"Humanity is born in rebellion."
Mit dieser ebenso simplen wie grundlegenden Feststellung und mit dem Verweis auf immerhin Adam und Eva und Prometheus als den ersten Rebellen der Geschichte, eröffnete der griechische Geschichtsphilosoph Costas Douzinas bei "Wake up", der "Versammlung für ein anderes Europa" in der Münchner Muffathalle seinen Vortrag über Subjekte und Perspektiven des Widerstands.
Ein Bürger zu sein, heißt vor allem den Gehorsam zu verweigern, zu widersprechen und Demokratie überlebt gerade deshalb, weil sie einen integralen aufrührerischen Moment in sich trägt. Staatsbürgerschaft ist paradox, sie ist entweder konfliktiv oder sie existiert nicht.
Widerstand also nicht nur als Bürgerrecht, sondern als Bürgerpflicht. Wenn es denn angesichts der desolaten Zustände vor allem in den südeuropäischen Ländern, überhaupt positive Aspekte der europäischen Krise gibt, das wurde bei "Wake up" sehr deutlich, dann sind dies: ein neues Nachdenken über ein anderes, ein noch einmal zu denkendes Europa und: der sich neu artikuliert habende Widerstand. Und so standen denn auch vor allem die verschiedenen Formen des Protests im Mittelpunkt der Performances, Werkstattgespräche, Podiumsdiskussionen und Vorträge.

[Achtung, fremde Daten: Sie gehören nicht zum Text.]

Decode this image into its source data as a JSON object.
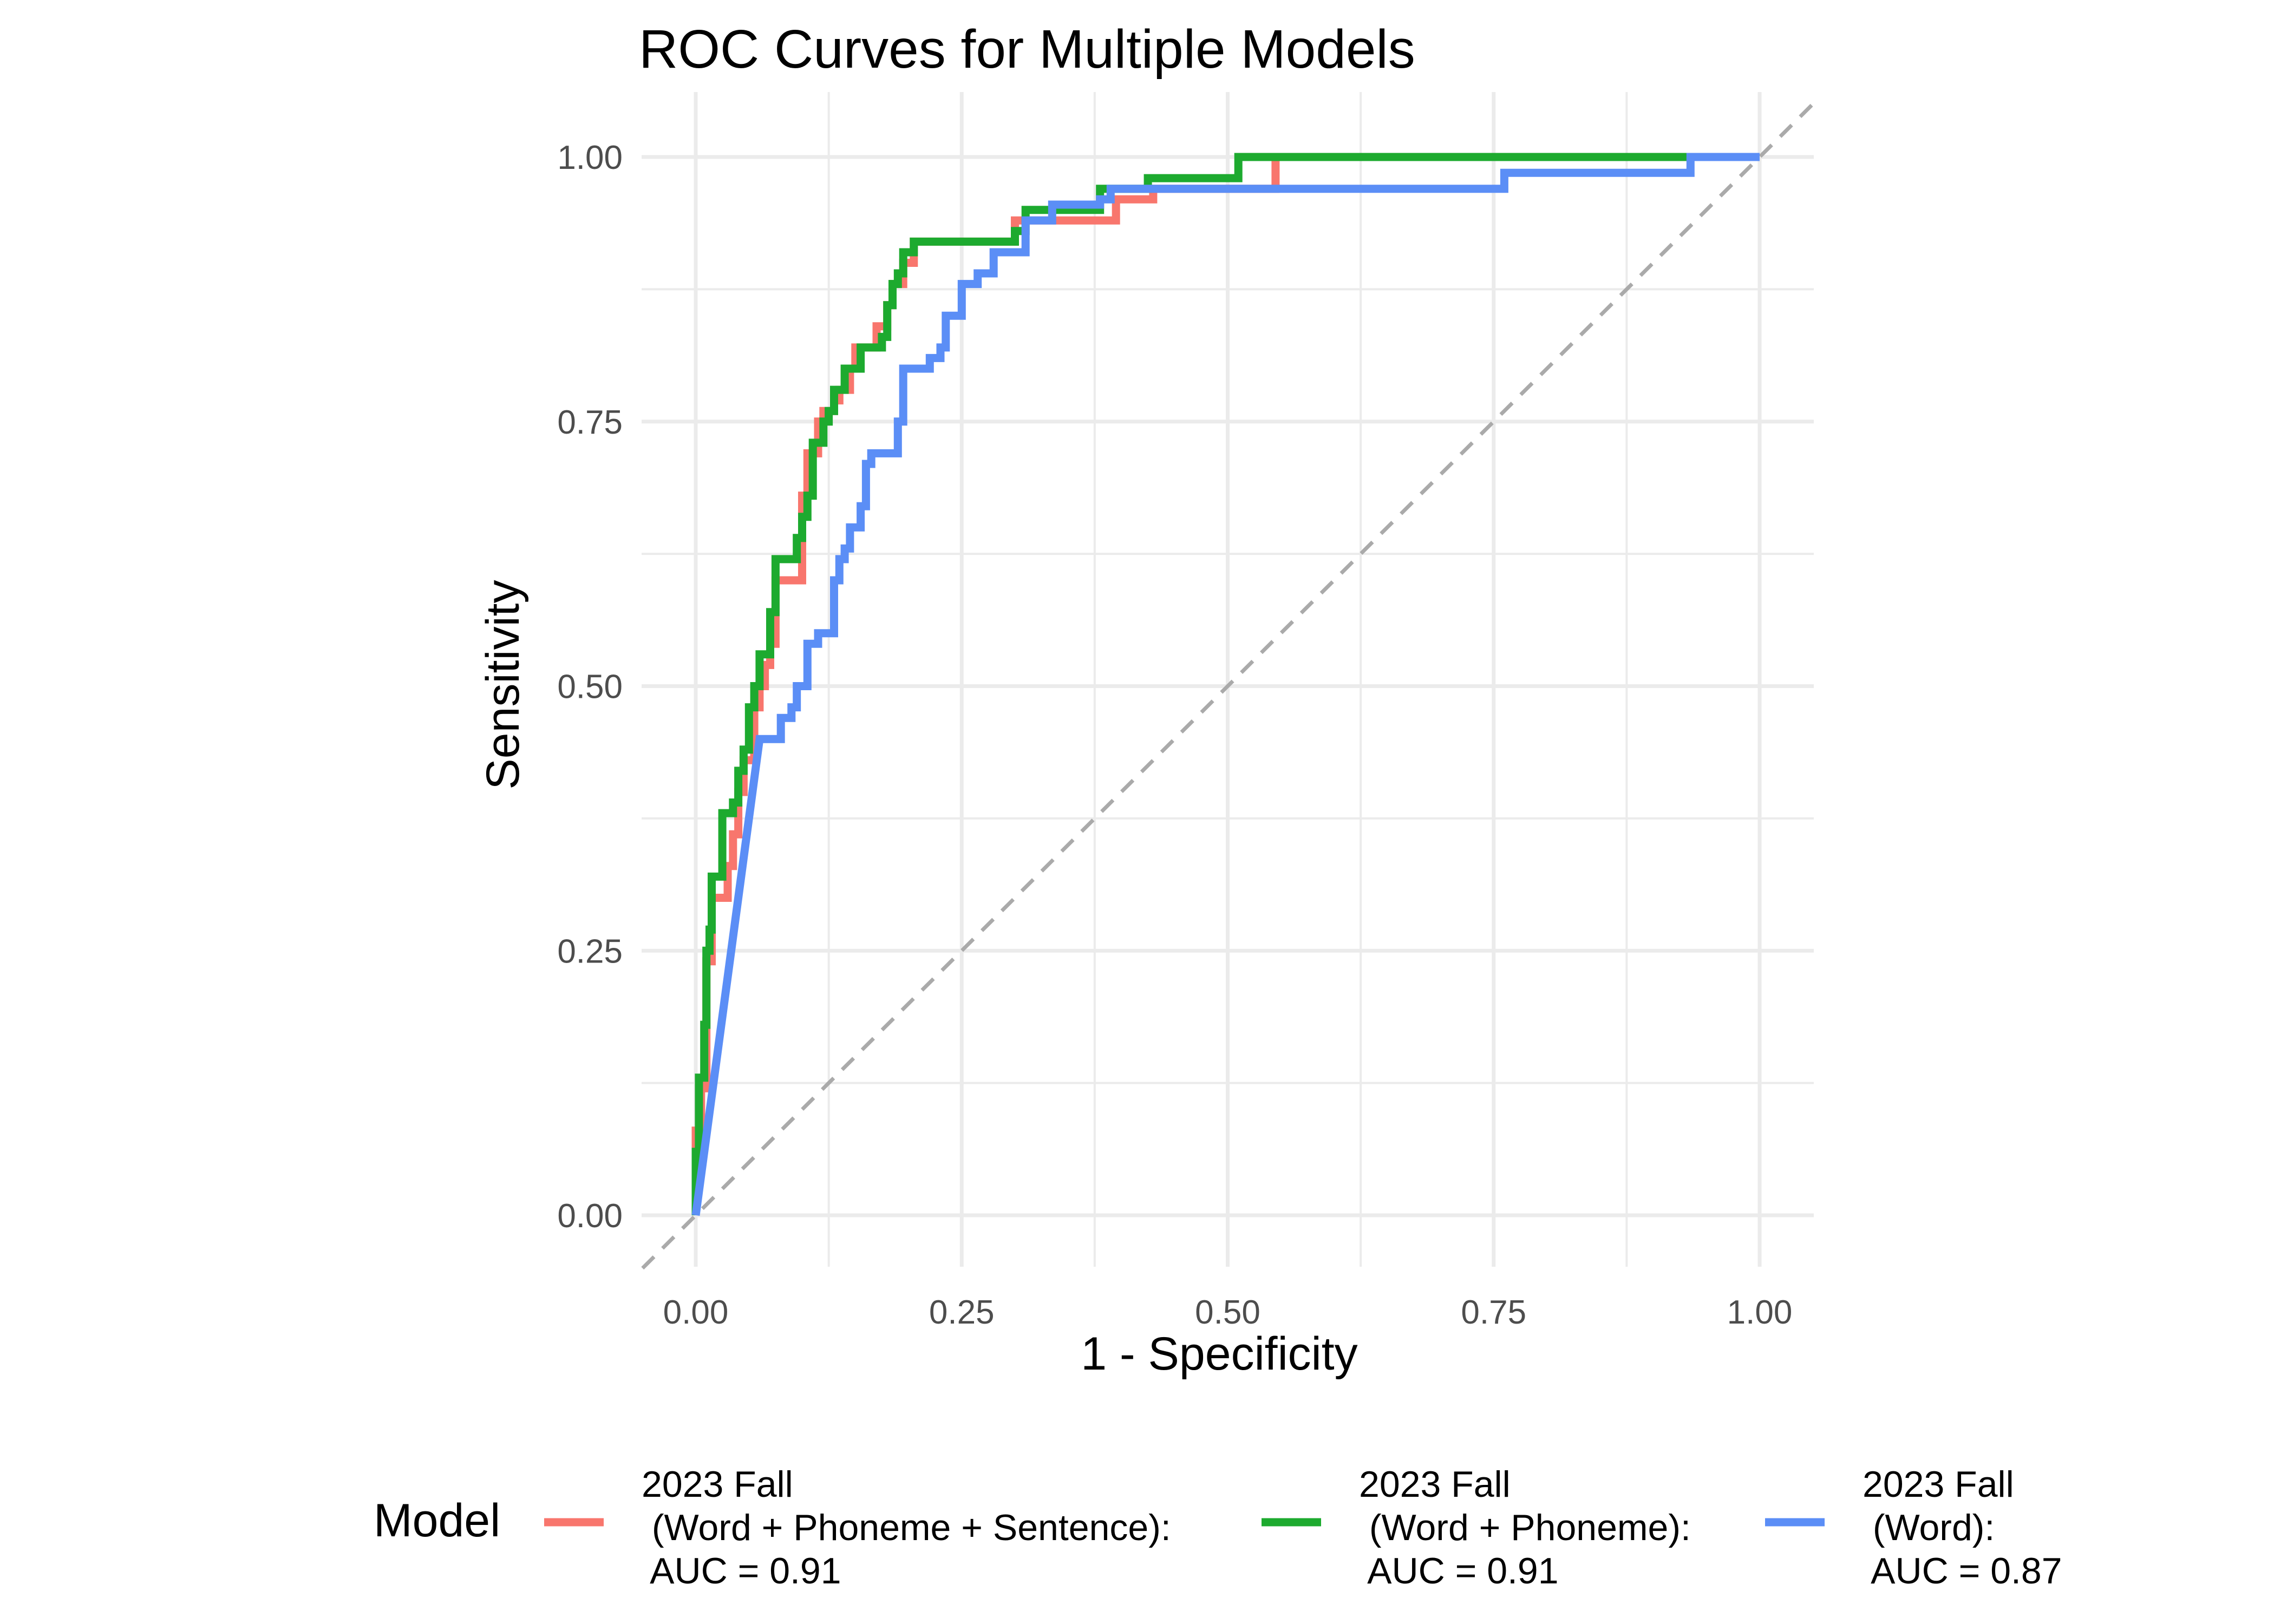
{
  "chart_data": {
    "type": "line",
    "title": "ROC Curves for Multiple Models",
    "xlabel": "1 - Specificity",
    "ylabel": "Sensitivity",
    "xlim": [
      0,
      1
    ],
    "ylim": [
      0,
      1
    ],
    "x_ticks": [
      "0.00",
      "0.25",
      "0.50",
      "0.75",
      "1.00"
    ],
    "y_ticks": [
      "0.00",
      "0.25",
      "0.50",
      "0.75",
      "1.00"
    ],
    "grid": true,
    "legend_position": "bottom",
    "legend_title": "Model",
    "reference_line": {
      "style": "dashed",
      "color": "#aaaaaa",
      "points": [
        [
          0,
          0
        ],
        [
          1,
          1
        ]
      ]
    },
    "series": [
      {
        "name": "2023 Fall\n (Word + Phoneme + Sentence):\n AUC = 0.91",
        "color": "#F8766D",
        "points": [
          [
            0,
            0
          ],
          [
            0,
            0.08
          ],
          [
            0.005,
            0.08
          ],
          [
            0.005,
            0.12
          ],
          [
            0.01,
            0.12
          ],
          [
            0.01,
            0.24
          ],
          [
            0.015,
            0.24
          ],
          [
            0.015,
            0.3
          ],
          [
            0.03,
            0.3
          ],
          [
            0.03,
            0.33
          ],
          [
            0.035,
            0.33
          ],
          [
            0.035,
            0.36
          ],
          [
            0.04,
            0.36
          ],
          [
            0.04,
            0.4
          ],
          [
            0.045,
            0.4
          ],
          [
            0.045,
            0.43
          ],
          [
            0.055,
            0.43
          ],
          [
            0.055,
            0.48
          ],
          [
            0.06,
            0.48
          ],
          [
            0.06,
            0.5
          ],
          [
            0.065,
            0.5
          ],
          [
            0.065,
            0.52
          ],
          [
            0.07,
            0.52
          ],
          [
            0.07,
            0.54
          ],
          [
            0.075,
            0.54
          ],
          [
            0.075,
            0.6
          ],
          [
            0.1,
            0.6
          ],
          [
            0.1,
            0.68
          ],
          [
            0.105,
            0.68
          ],
          [
            0.105,
            0.72
          ],
          [
            0.115,
            0.72
          ],
          [
            0.115,
            0.75
          ],
          [
            0.12,
            0.75
          ],
          [
            0.12,
            0.76
          ],
          [
            0.13,
            0.76
          ],
          [
            0.13,
            0.77
          ],
          [
            0.135,
            0.77
          ],
          [
            0.135,
            0.78
          ],
          [
            0.145,
            0.78
          ],
          [
            0.145,
            0.8
          ],
          [
            0.15,
            0.8
          ],
          [
            0.15,
            0.82
          ],
          [
            0.17,
            0.82
          ],
          [
            0.17,
            0.84
          ],
          [
            0.18,
            0.84
          ],
          [
            0.18,
            0.86
          ],
          [
            0.185,
            0.86
          ],
          [
            0.185,
            0.88
          ],
          [
            0.195,
            0.88
          ],
          [
            0.195,
            0.9
          ],
          [
            0.205,
            0.9
          ],
          [
            0.205,
            0.92
          ],
          [
            0.3,
            0.92
          ],
          [
            0.3,
            0.94
          ],
          [
            0.315,
            0.94
          ],
          [
            0.315,
            0.94
          ],
          [
            0.395,
            0.94
          ],
          [
            0.395,
            0.96
          ],
          [
            0.43,
            0.96
          ],
          [
            0.43,
            0.97
          ],
          [
            0.545,
            0.97
          ],
          [
            0.545,
            0.985
          ],
          [
            0.545,
            1.0
          ],
          [
            0.935,
            1.0
          ],
          [
            1,
            1.0
          ]
        ]
      },
      {
        "name": "2023 Fall\n (Word + Phoneme):\n AUC = 0.91",
        "color": "#1DAA2F",
        "points": [
          [
            0,
            0
          ],
          [
            0,
            0.06
          ],
          [
            0.003,
            0.06
          ],
          [
            0.003,
            0.13
          ],
          [
            0.008,
            0.13
          ],
          [
            0.008,
            0.18
          ],
          [
            0.01,
            0.18
          ],
          [
            0.01,
            0.25
          ],
          [
            0.013,
            0.25
          ],
          [
            0.013,
            0.27
          ],
          [
            0.015,
            0.27
          ],
          [
            0.015,
            0.32
          ],
          [
            0.025,
            0.32
          ],
          [
            0.025,
            0.38
          ],
          [
            0.035,
            0.38
          ],
          [
            0.035,
            0.39
          ],
          [
            0.04,
            0.39
          ],
          [
            0.04,
            0.42
          ],
          [
            0.045,
            0.42
          ],
          [
            0.045,
            0.44
          ],
          [
            0.05,
            0.44
          ],
          [
            0.05,
            0.48
          ],
          [
            0.055,
            0.48
          ],
          [
            0.055,
            0.5
          ],
          [
            0.06,
            0.5
          ],
          [
            0.06,
            0.53
          ],
          [
            0.07,
            0.53
          ],
          [
            0.07,
            0.57
          ],
          [
            0.075,
            0.57
          ],
          [
            0.075,
            0.62
          ],
          [
            0.095,
            0.62
          ],
          [
            0.095,
            0.64
          ],
          [
            0.1,
            0.64
          ],
          [
            0.1,
            0.66
          ],
          [
            0.105,
            0.66
          ],
          [
            0.105,
            0.68
          ],
          [
            0.11,
            0.68
          ],
          [
            0.11,
            0.73
          ],
          [
            0.12,
            0.73
          ],
          [
            0.12,
            0.75
          ],
          [
            0.125,
            0.75
          ],
          [
            0.125,
            0.76
          ],
          [
            0.13,
            0.76
          ],
          [
            0.13,
            0.78
          ],
          [
            0.14,
            0.78
          ],
          [
            0.14,
            0.8
          ],
          [
            0.155,
            0.8
          ],
          [
            0.155,
            0.82
          ],
          [
            0.175,
            0.82
          ],
          [
            0.175,
            0.83
          ],
          [
            0.18,
            0.83
          ],
          [
            0.18,
            0.86
          ],
          [
            0.185,
            0.86
          ],
          [
            0.185,
            0.88
          ],
          [
            0.19,
            0.88
          ],
          [
            0.19,
            0.89
          ],
          [
            0.195,
            0.89
          ],
          [
            0.195,
            0.91
          ],
          [
            0.205,
            0.91
          ],
          [
            0.205,
            0.92
          ],
          [
            0.3,
            0.92
          ],
          [
            0.3,
            0.93
          ],
          [
            0.31,
            0.93
          ],
          [
            0.31,
            0.95
          ],
          [
            0.38,
            0.95
          ],
          [
            0.38,
            0.97
          ],
          [
            0.425,
            0.97
          ],
          [
            0.425,
            0.98
          ],
          [
            0.51,
            0.98
          ],
          [
            0.51,
            1.0
          ],
          [
            0.94,
            1.0
          ],
          [
            1,
            1.0
          ]
        ]
      },
      {
        "name": "2023 Fall\n (Word):\n AUC = 0.87",
        "color": "#5B8EF6",
        "points": [
          [
            0,
            0
          ],
          [
            0.06,
            0.45
          ],
          [
            0.08,
            0.45
          ],
          [
            0.08,
            0.47
          ],
          [
            0.09,
            0.47
          ],
          [
            0.09,
            0.48
          ],
          [
            0.095,
            0.48
          ],
          [
            0.095,
            0.5
          ],
          [
            0.105,
            0.5
          ],
          [
            0.105,
            0.54
          ],
          [
            0.115,
            0.54
          ],
          [
            0.115,
            0.55
          ],
          [
            0.13,
            0.55
          ],
          [
            0.13,
            0.6
          ],
          [
            0.135,
            0.6
          ],
          [
            0.135,
            0.62
          ],
          [
            0.14,
            0.62
          ],
          [
            0.14,
            0.63
          ],
          [
            0.145,
            0.63
          ],
          [
            0.145,
            0.65
          ],
          [
            0.155,
            0.65
          ],
          [
            0.155,
            0.67
          ],
          [
            0.16,
            0.67
          ],
          [
            0.16,
            0.71
          ],
          [
            0.165,
            0.71
          ],
          [
            0.165,
            0.72
          ],
          [
            0.19,
            0.72
          ],
          [
            0.19,
            0.75
          ],
          [
            0.195,
            0.75
          ],
          [
            0.195,
            0.8
          ],
          [
            0.22,
            0.8
          ],
          [
            0.22,
            0.81
          ],
          [
            0.23,
            0.81
          ],
          [
            0.23,
            0.82
          ],
          [
            0.235,
            0.82
          ],
          [
            0.235,
            0.85
          ],
          [
            0.25,
            0.85
          ],
          [
            0.25,
            0.88
          ],
          [
            0.265,
            0.88
          ],
          [
            0.265,
            0.89
          ],
          [
            0.28,
            0.89
          ],
          [
            0.28,
            0.91
          ],
          [
            0.31,
            0.91
          ],
          [
            0.31,
            0.94
          ],
          [
            0.335,
            0.94
          ],
          [
            0.335,
            0.955
          ],
          [
            0.38,
            0.955
          ],
          [
            0.38,
            0.96
          ],
          [
            0.39,
            0.96
          ],
          [
            0.39,
            0.97
          ],
          [
            0.76,
            0.97
          ],
          [
            0.76,
            0.985
          ],
          [
            0.935,
            0.985
          ],
          [
            0.935,
            1.0
          ],
          [
            1,
            1.0
          ]
        ]
      }
    ]
  }
}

En la puta vida ...: "Du wirst in deinem verdammten Leben niemals ein Haus besitzen." Außerhalb Spaniens denkt man noch immer, alle Spanier hätten lange Zeit über ihre Verhältnisse gelebt und wären wie die Lemminge in die Immobilienblase gelaufen. Dabei formierte sich schon früh ein Spanien weiter Protest, der etwa bereits 2006 erfolgreich zu Demonstrationen vor den Rathäusern der Städte aufrief, um den Aufschrei "En la puta vida ..." mit der Lautstärke von Massenchören als eine Art Guinness-Rekord zu etablieren und damit auf ironische Weise auf eben diese Immobilienblase hinzuweisen. Es sind diese Projekte zwischen Kunst und Aktivismus, mit denen sich der Spanier Leonidas Martín Saura zusammen mit seinem Kulturkollektiv Enmedio internationales Renommee erworben hat.
Humorvoll, gewaltfrei, kreativ: So haben sich die neuen Formen der Störung und des Protests im Zuge der Krise etabliert, vor allem auch in der spanischen Bewegung des 15 de Mayo.
Dass die Debatte über die Neuorganisation und Neuorientierung der Gesellschaft dringend von Nöten ist, das haben die Proteste der jüngsten Vergangenheit zur Genüge gezeigt, ebenso wie die Tatsache, dass diese Debatte auch jenseits der etablierten Politik stattfinden muss. Und so ist es nur bezeichnend, dass die bisher sich eher wenig artikulierende Masse hinaus auf die Plätze geht, die seit Jahrtausenden die Orte sind für gesellschaftliche Kommunikation und Organisation. Passend dazu rief der griechische Geschichtsphilosoph Costas Douzinas bei "Wake up - der Versammlung für ein anderes Europa" schon mal das Ende einer Epoche aus:
"Womit wir in Südeuropa konfrontiert sind, und hier allen voran in Griechenland ist das Ende eines Machtsystems. Radikale Veränderungen können immer dann gelingen, wenn ein solches System am Ende ist und sich als obsolet erwiesen hat. Hegel hat das gesagt in Bezug auf die Französische Revolution. Ich sage nicht, dass sich morgen alles verändern wird, aber wir sind jetzt an einem historischen Punkt angelangt, an dem ein altes Kräftesystem am Ende ist und nur noch überleben kann in Form des 'dead man walking', mit anderen Worten, als jemand der überleben kann mit Hilfe von Kanzlerin Merkel, aber nach seinem Tod und damit: als Zombie."